Since the Punkifier/Pacifier is basically a blend of a full-on fuzz with an overdrive, is there an easy way to throw on an extra pot to control the fuzz?


----------



## DGWVI (Dec 4, 2019)

You could place a voltage divider between the connection of C3 and the buffer, Big Muff Style. Or, replace R6 with a pot wired as a variable resistor


----------



## Chuck D. Bones (Dec 4, 2019)

The pot between C3 and IC1.1 that DGWVI suggests will work well.  Like a BMP, you'll want a resistor at the bottom end of the pot to make the bottom end of the adjustment range useful. If you return the bottom end of the pot to GND, it will be scratchy like the Fuzz pot on a Fuzz Face.  If you return the bottom end to VREF, then it won't scratch.  Not a big deal either way.

I wouldn't put a pot in place of R6, it will mess up Q1's biasing.

If you want to reduce Q1's gain, then put a pot in series with Q1's emitter.  I'd start with C1K, wired so that you get zero resistance at full CW.  It will be scratchy, but that's not really a big deal.  You could do the same thing with Q2, but I'd try Q1 first.


----------



## eh là bas ma (Oct 25, 2021)

Hello,

This mod can be interesting...

I would like to try to add a pot between C3 and IC1.1, as suggested.

What values can I try for the pot and the resistor ?


----------



## Chuck D. Bones (Oct 25, 2021)

Try B10K.  Pin 3 to IC1-1, pin 2 to C3, pin 1 to 470Ω and the other end of the 470Ω to Vref.

Or put a C5K between Q1-E and GND.  Pin 3 to Q1-E, pins 1 & 2 to GND.

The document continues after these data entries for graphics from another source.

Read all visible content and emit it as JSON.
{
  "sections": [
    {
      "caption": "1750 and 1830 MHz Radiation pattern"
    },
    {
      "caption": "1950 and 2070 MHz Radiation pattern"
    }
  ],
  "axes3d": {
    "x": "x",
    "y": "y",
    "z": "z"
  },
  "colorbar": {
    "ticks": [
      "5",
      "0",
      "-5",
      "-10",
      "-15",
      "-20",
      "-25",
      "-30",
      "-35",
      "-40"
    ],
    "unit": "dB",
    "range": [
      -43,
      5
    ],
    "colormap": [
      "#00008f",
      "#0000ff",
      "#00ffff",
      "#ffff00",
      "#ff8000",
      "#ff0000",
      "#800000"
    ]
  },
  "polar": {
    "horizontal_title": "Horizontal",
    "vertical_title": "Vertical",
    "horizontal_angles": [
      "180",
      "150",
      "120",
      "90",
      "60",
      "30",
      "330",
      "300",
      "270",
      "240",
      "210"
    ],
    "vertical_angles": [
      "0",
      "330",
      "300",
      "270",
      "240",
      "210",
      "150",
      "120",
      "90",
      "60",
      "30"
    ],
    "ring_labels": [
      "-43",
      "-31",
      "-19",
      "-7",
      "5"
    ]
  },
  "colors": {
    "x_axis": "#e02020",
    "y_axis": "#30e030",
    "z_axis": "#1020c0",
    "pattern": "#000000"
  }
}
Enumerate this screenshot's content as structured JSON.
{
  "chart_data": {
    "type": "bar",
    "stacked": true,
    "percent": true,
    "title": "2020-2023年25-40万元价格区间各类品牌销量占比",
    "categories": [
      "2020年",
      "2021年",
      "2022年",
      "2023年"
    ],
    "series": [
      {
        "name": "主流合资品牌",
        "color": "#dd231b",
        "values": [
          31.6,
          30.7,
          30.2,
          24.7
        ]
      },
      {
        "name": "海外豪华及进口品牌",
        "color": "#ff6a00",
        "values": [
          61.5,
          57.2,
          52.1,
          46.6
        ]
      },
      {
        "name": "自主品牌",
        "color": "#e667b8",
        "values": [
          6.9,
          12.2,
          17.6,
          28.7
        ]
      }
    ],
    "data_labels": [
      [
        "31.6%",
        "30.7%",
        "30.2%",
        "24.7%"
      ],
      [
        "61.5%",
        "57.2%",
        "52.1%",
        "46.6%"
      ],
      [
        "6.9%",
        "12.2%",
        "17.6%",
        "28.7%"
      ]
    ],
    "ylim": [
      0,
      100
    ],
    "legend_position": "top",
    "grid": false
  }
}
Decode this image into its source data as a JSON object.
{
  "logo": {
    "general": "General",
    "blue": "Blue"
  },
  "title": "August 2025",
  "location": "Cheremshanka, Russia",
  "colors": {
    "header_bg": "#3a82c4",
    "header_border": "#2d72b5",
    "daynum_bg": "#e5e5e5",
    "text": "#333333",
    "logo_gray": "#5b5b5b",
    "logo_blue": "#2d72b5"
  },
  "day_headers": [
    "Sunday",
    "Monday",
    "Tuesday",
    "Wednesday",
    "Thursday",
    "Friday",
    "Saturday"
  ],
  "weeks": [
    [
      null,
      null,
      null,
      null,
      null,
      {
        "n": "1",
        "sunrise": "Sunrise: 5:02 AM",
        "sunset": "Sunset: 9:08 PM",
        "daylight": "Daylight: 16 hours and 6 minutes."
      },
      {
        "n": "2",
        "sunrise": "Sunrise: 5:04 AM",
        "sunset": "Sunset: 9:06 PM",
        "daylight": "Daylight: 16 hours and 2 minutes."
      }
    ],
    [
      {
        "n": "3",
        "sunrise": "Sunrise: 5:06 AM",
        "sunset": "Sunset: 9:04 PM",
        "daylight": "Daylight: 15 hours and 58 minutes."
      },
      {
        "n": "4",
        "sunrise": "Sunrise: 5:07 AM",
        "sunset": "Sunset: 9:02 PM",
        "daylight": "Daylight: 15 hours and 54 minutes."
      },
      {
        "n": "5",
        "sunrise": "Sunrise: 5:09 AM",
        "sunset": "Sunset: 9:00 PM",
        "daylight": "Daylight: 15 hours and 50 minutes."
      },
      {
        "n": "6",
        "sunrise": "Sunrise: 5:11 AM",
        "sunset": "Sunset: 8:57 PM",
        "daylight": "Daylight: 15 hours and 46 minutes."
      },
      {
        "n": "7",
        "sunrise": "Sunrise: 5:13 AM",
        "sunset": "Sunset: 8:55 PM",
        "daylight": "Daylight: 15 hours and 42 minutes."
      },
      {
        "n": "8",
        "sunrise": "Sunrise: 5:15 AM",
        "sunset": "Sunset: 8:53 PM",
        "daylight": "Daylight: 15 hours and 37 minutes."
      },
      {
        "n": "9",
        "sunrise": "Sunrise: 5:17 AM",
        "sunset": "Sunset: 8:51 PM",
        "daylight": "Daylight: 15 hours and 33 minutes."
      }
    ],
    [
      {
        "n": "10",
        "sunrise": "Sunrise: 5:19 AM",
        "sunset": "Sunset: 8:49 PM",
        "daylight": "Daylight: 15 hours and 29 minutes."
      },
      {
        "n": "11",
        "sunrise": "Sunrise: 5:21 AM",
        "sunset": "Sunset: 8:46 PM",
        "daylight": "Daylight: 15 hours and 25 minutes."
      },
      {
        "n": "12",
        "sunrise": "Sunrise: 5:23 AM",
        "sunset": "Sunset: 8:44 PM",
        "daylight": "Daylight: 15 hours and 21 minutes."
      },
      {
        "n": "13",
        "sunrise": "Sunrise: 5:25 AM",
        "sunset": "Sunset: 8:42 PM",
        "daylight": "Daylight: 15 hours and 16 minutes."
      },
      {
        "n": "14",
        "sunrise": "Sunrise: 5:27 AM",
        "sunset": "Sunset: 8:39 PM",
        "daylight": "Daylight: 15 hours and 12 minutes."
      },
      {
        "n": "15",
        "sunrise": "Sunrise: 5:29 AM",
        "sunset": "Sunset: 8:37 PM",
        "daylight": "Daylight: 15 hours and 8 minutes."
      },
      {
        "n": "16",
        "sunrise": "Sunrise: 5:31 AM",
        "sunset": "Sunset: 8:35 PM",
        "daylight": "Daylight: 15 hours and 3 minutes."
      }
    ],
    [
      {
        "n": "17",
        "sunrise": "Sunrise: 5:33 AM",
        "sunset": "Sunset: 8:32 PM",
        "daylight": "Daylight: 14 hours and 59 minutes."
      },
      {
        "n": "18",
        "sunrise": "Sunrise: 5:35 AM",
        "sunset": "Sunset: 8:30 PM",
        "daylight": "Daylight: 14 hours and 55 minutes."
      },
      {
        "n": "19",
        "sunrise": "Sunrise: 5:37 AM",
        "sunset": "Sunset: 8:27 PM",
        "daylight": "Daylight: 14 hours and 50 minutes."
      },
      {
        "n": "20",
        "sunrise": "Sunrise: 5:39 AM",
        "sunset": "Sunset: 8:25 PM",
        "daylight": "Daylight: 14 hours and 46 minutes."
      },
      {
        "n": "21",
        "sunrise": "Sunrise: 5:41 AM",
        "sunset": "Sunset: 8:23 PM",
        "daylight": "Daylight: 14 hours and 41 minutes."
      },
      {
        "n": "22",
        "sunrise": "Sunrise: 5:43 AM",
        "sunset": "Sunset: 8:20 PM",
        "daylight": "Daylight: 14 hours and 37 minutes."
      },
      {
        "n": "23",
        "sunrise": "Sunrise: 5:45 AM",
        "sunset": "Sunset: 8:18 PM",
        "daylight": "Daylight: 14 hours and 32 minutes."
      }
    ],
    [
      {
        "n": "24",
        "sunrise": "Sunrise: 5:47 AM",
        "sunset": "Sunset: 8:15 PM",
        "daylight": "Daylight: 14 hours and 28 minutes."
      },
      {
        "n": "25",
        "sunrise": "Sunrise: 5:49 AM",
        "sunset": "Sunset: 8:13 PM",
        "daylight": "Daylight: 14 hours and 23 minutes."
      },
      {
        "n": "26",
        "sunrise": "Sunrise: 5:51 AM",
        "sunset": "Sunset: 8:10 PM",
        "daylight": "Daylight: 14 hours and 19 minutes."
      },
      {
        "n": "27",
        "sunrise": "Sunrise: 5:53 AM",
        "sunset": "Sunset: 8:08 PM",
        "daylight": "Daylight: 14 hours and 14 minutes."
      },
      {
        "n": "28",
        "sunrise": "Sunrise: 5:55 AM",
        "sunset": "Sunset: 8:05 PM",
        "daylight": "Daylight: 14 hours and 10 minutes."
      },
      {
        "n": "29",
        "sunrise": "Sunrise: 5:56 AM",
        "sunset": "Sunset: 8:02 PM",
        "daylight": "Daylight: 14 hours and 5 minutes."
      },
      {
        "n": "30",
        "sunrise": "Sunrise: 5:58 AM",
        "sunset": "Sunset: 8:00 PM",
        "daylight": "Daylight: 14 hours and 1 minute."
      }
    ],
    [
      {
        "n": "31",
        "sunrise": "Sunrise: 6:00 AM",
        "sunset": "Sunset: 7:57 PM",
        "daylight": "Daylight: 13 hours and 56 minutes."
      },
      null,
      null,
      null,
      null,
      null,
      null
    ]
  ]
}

I have not tried these mods, but I think they will work and maybe even do something sonically useful.


----------



## eh là bas ma (Dec 9, 2021)

It took me some time, but i am finally trying the B10K mod. I only have B25K right now so I am using it. 

For the C3 wire, i soldered it on the pad that isn't connected to R3 (schematics side "1").

So far I only have a leaking sound much like the fuzz factory. The whistling pitch change through the B25k rotation. At some positions there isn't any signal at all. I noticed the pot is microphonic (i don't know if it's the right word, there is a subtle noise when i touch it).

I wonder if I should unsolder a leg of some component like R22 or C3 ?
I just soldered the pot's wires on the suggested locations directly without any change. 

I should mention that i have 2n2369 at Q1 and Q2 instead of 2n5088.


----------



## Chuck D. Bones (Dec 10, 2021)

You have to disconnect C3 from IC1-1.  Is the bottom end of the pot connected to Vref?


----------



## eh là bas ma (Dec 10, 2021)

Thank you very much !

Now it's working perfectly. I made a mistake on C3 (I was on C7). I can feel a variation in the fuzz texture as i turn the pot.

 It's quite subtle but I can really hear a difference CW and CCW. I am not sure that it sounds very differently from turning the OD/Fuzz blend pot, though.   I need more tests.

 What are we doing here ? Is the extra pot biasing Q1 ? Like a battery starvation effect ? It sounds a lot like that.

I will play a few hours. Then, I will try the C5K mod to compare...


----------



## Chuck D. Bones (Dec 11, 2021)

Putting a pot in series with Q1's emitter (you have to lift the Q1-E lead off of the board) affects the bias a little bit but mostly it lowers Q1's gain.  Use C1K wired so you get minimum resistance at full CW. C5K will probably be too touchy at the CW end.  This pot will scratch when turned, that's normal.


----------